Nun wurde allerdings ein Patent bekannt, dass in eine ganz andere Richtung geht. Wie t3n unter Berufung auf „The Guardian“ schreibt, hat Amazon ein Wearable entwickelt, das von Mitarbeitern von Versandzentren getragen werden kann. Dabei handelt es sich jedoch nicht um eine Datenbrille, die bei dem Kommissionier-Verfahren „Pick-by-Vision“ eingesetzt wird. Nein – das Patent sieht ein Armband vor, dass vibriert, wenn der Picker die falsche Ware greift. Soweit ist das kein Problem, doch der Vorwurf der Überwachung – den sich Amazon immer wieder gefallen lassen muss – steht wieder zur Debatte, denn das Armband verfügt über einen Radiowellentransceiver. Durch den Receiver ist Amazon dazu in der Lage, die exakte Position des Mitarbeiters auch in weitläufigen und mit einer großen Zahl an Empfängern ausgestatteten Lagerhallen exakt verorten kann.
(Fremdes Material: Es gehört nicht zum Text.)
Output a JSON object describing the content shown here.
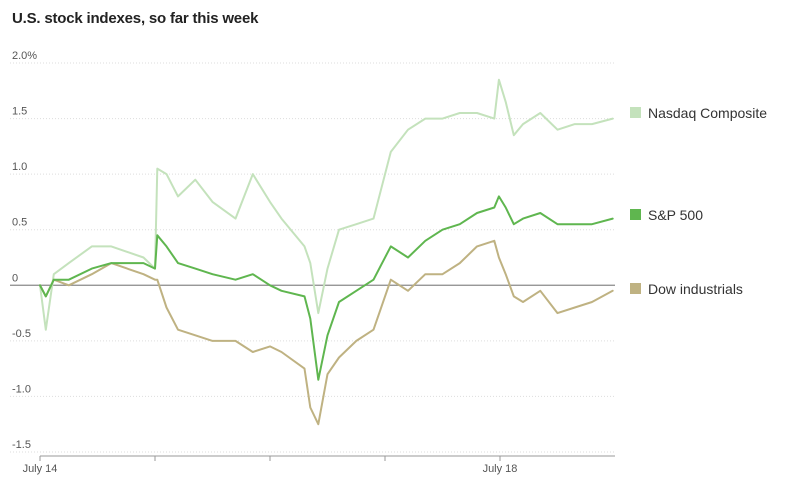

Im Gegensatz zur Datenbrille basiert das Armband auf Triangulation, einer geometrische Methode der optischen Abstandsmessung durch genaue Winkelmessung innerhalb von Dreiecken. So ist es sehr einfach möglich, genau zu erfassen, an welcher Position sich das Armband befindet. Für Arbeitsrechtler und sicher auch Verdi, die schon lang die Überwachung bei Amazon in der Logistiklagern anprangern, dürfte das neue Armband ein No-Go sein. Denn durch das Armband lässt sich tracken, welcher Mitarbeiter länger als eine bestimmte Zeit am gleichen Platz verharrt oder sogar die Halle verlässt und zur Toilette geht. Das Überwachen von einzelnen Handgriffen dürfte ebenso machbar sein.

Amazon Patent für Wearable Armband
© Amazon / USPTO (Quelle: theguardian.com)

Amazons Umgang mit Mitarbeitern
Stellt sich die Frage, wie sich die Armbänder allerdings von anderen technischen Hilfsmitteln unterscheiden. Auch Datenbrillen erlauben tendenzielle eine Überwachung der Mitarbeiter. Die bisher bei Amazon eingesetzten MDE-Geräte stehen auch in der Kritik. Sobald technische Erweiterungen zum Einsatz kommen, ist eine Überwachung der Mitarbeiter möglich – und teilweise auch notwendig. Die Auswertung der gewonnen Daten kann zur Optimierung der Prozesse beitragen. Die Pickleistung ist in einem Lager eine wirtschaftlich relevante Kennzahl. Wer als Leiter eines Lagers keinen Überblick darüber hat, macht keinen guten Job.

Warum ist das Patent von Amazon also so ein Aufreger? Tendenziell geht es wahrscheinlich weniger um das Wearable an sich, sondern um Amazon und deren Umgang mit ihrem Personal. Amazon steht generell in der Kritik, weil es immer wieder heißt, dass den Mitarbeitern extreme Leistungen abverlangt werden. Wer seine Picker so am Limit hält, dem wird automatisch unterstellt, dass das Armband mehr zur Überwachung dient als zur Unterstützung. Generell sind Wearabels in der Logistik eine gute Sache, da sie die Mitarbeiter unterstützen und ihnen beispielsweise freie Hände ermöglichen. Doch Amazons Patent scheint weniger unterstützen als auszuspionieren zu wollen.

Amazons Logistik ist eine gut geölte Maschine und der Konzern wird auch künftig dafür sorgen, dass es so bleibt. Das Patent für das Wearable ist dafür nur ein weiteres Zeichen. Da es sich aber wie gesagt bisher nur um ein Patent handelt, sollte nicht schon im Vorfeld aus einer Mücke ein Elefant gemacht werden. Zudem weißt die t3n darauf hin, dass eine „ solche Maßnahme, die den Mitarbeiter so intensiv überwachen kann“, nach deutschem Arbeitsrecht ohnehin kaum denkbar ist. Allein in gefährlichen Industrien wie der Chemieindustrie, dem Bergbau oder auf Ölbohrplattformen wäre ein Einsatz gerechtfertigt.